A negociação busca resolver o conflito diretamente entre as pessoas sem a interferência de terceiros, de modo que se possa transformar as relações ou restaurá-las. Entretanto, nem sempre é possível resolver a questão diretamente negociando com a pessoa envolvida (Vasconcelos, 2008), assim sendo, um terceiro é convidado a intervir no conflito e a modalidade de resolução do conflito se configura de acordo com a maior ou menor interferência desse terceiro e com o propósito do método.

A arbitragem é o processo no qual um árbitro é escolhido, previamente, pelas próprias partes envolvidas no conflito, e que irá ouvir as razões de cada um e determinar uma solução, que se chama sentença arbitral. A decisão do árbitro serve como a própria sentença, e, por

isso, o conflito não precisa de julgamento do Judiciário. É basicamente usado em questões comerciais, e tem ganhado cada vez mais adeptos por ser uma forma de decisão mais ágil, e, por isso mesmo, essencial para quem faz negócios (Nascimento, et al., 2007).

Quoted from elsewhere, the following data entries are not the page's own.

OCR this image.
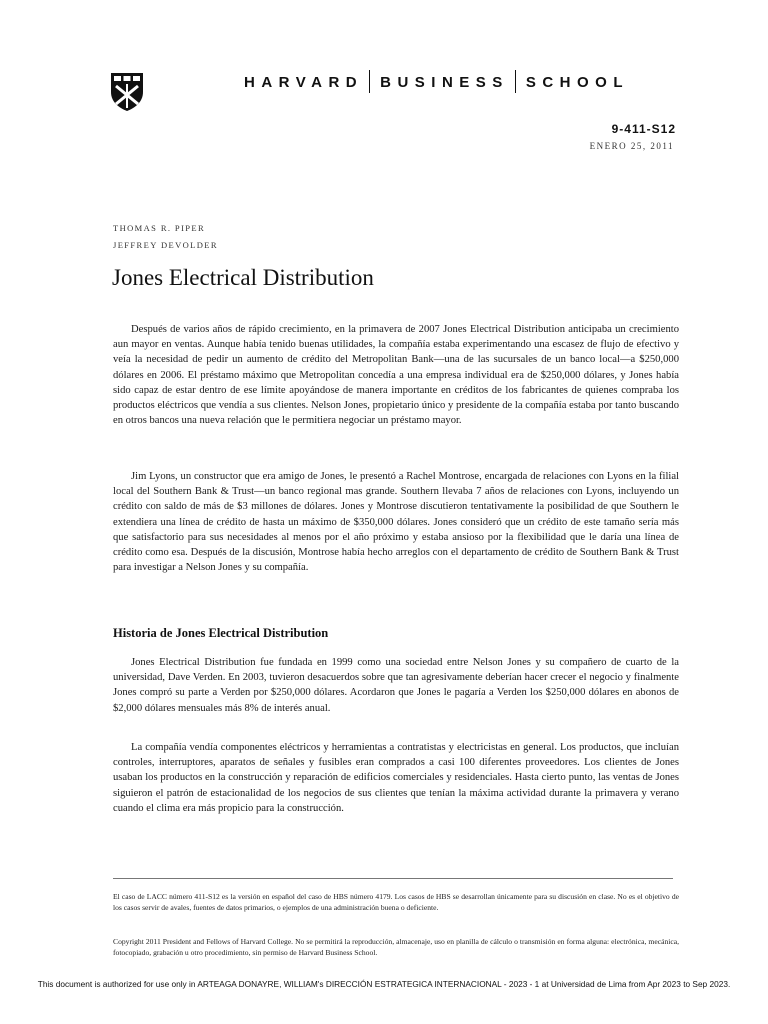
HARVARD BUSINESS SCHOOL
9-411-S12
ENERO 25, 2011
THOMAS R. PIPER
JEFFREY DEVOLDER
Jones Electrical Distribution

Después de varios años de rápido crecimiento, en la primavera de 2007 Jones Electrical Distribution anticipaba un crecimiento aun mayor en ventas. Aunque había tenido buenas utilidades, la compañía estaba experimentando una escasez de flujo de efectivo y veía la necesidad de pedir un aumento de crédito del Metropolitan Bank—una de las sucursales de un banco local—a $250,000 dólares en 2006. El préstamo máximo que Metropolitan concedía a una empresa individual era de $250,000 dólares, y Jones había sido capaz de estar dentro de ese límite apoyándose de manera importante en créditos de los fabricantes de quienes compraba los productos eléctricos que vendía a sus clientes. Nelson Jones, propietario único y presidente de la compañía estaba por tanto buscando en otros bancos una nueva relación que le permitiera negociar un préstamo mayor.

Jim Lyons, un constructor que era amigo de Jones, le presentó a Rachel Montrose, encargada de relaciones con Lyons en la filial local del Southern Bank & Trust—un banco regional mas grande. Southern llevaba 7 años de relaciones con Lyons, incluyendo un crédito con saldo de más de $3 millones de dólares. Jones y Montrose discutieron tentativamente la posibilidad de que Southern le extendiera una línea de crédito de hasta un máximo de $350,000 dólares. Jones consideró que un crédito de este tamaño sería más que satisfactorio para sus necesidades al menos por el año próximo y estaba ansioso por la flexibilidad que le daría una línea de crédito como esa. Después de la discusión, Montrose había hecho arreglos con el departamento de crédito de Southern Bank & Trust para investigar a Nelson Jones y su compañía.

Historia de Jones Electrical Distribution

Jones Electrical Distribution fue fundada en 1999 como una sociedad entre Nelson Jones y su compañero de cuarto de la universidad, Dave Verden. En 2003, tuvieron desacuerdos sobre que tan agresivamente deberían hacer crecer el negocio y finalmente Jones compró su parte a Verden por $250,000 dólares. Acordaron que Jones le pagaría a Verden los $250,000 dólares en abonos de $2,000 dólares mensuales más 8% de interés anual.

La compañía vendía componentes eléctricos y herramientas a contratistas y electricistas en general. Los productos, que incluían controles, interruptores, aparatos de señales y fusibles eran comprados a casi 100 diferentes proveedores. Los clientes de Jones usaban los productos en la construcción y reparación de edificios comerciales y residenciales. Hasta cierto punto, las ventas de Jones siguieron el patrón de estacionalidad de los negocios de sus clientes que tenían la máxima actividad durante la primavera y verano cuando el clima era más propicio para la construcción.

El caso de LACC número 411-S12 es la versión en español del caso de HBS número 4179. Los casos de HBS se desarrollan únicamente para su discusión en clase. No es el objetivo de los casos servir de avales, fuentes de datos primarios, o ejemplos de una administración buena o deficiente.

Copyright 2011 President and Fellows of Harvard College. No se permitirá la reproducción, almacenaje, uso en planilla de cálculo o transmisión en forma alguna: electrónica, mecánica, fotocopiado, grabación u otro procedimiento, sin permiso de Harvard Business School.

This document is authorized for use only in ARTEAGA DONAYRE, WILLIAM's DIRECCIÓN ESTRATEGICA INTERNACIONAL - 2023 - 1 at Universidad de Lima from Apr 2023 to Sep 2023.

A conciliação, por sua vez, é focada no acordo e é tradicionalmente usada pelo Poder Judiciário. É apropriada para casos em que não prevaleça o interesse comum de manter as relações, mas, apenas solucionar os interesses materiais. É, nesse sentido, mais rápida que a mediação, porém, menos eficaz, e embora seja uma atividade mediadora, é focada no acordo, em que o conciliador toma iniciativas, tem autoridade hierárquica, adverte, faz sugestões, etc. (Vasconcelos, 2008).

A mediação é também mais um método não adversarial de solução de conflitos, que, assim como nos anteriores, utiliza-se de um terceiro, chamado mediador, que, entretanto, tem como característica o fato de não decidir pelas partes, não direcionar, não aconselhar e nem sugerir a solução. A mediação trata dos conflitos interpessoais, cuja relação entre pessoas deve ser trabalhada de forma construtiva, de modo que o conflito é desconstruído visando à restauração da convivência pacífica entre pessoas. Na mediação, as emoções e valores são trabalhados, de forma a capacitar os envolvidos no conflito a gerirem seus efeitos de forma duradoura (Pacheco, 2012).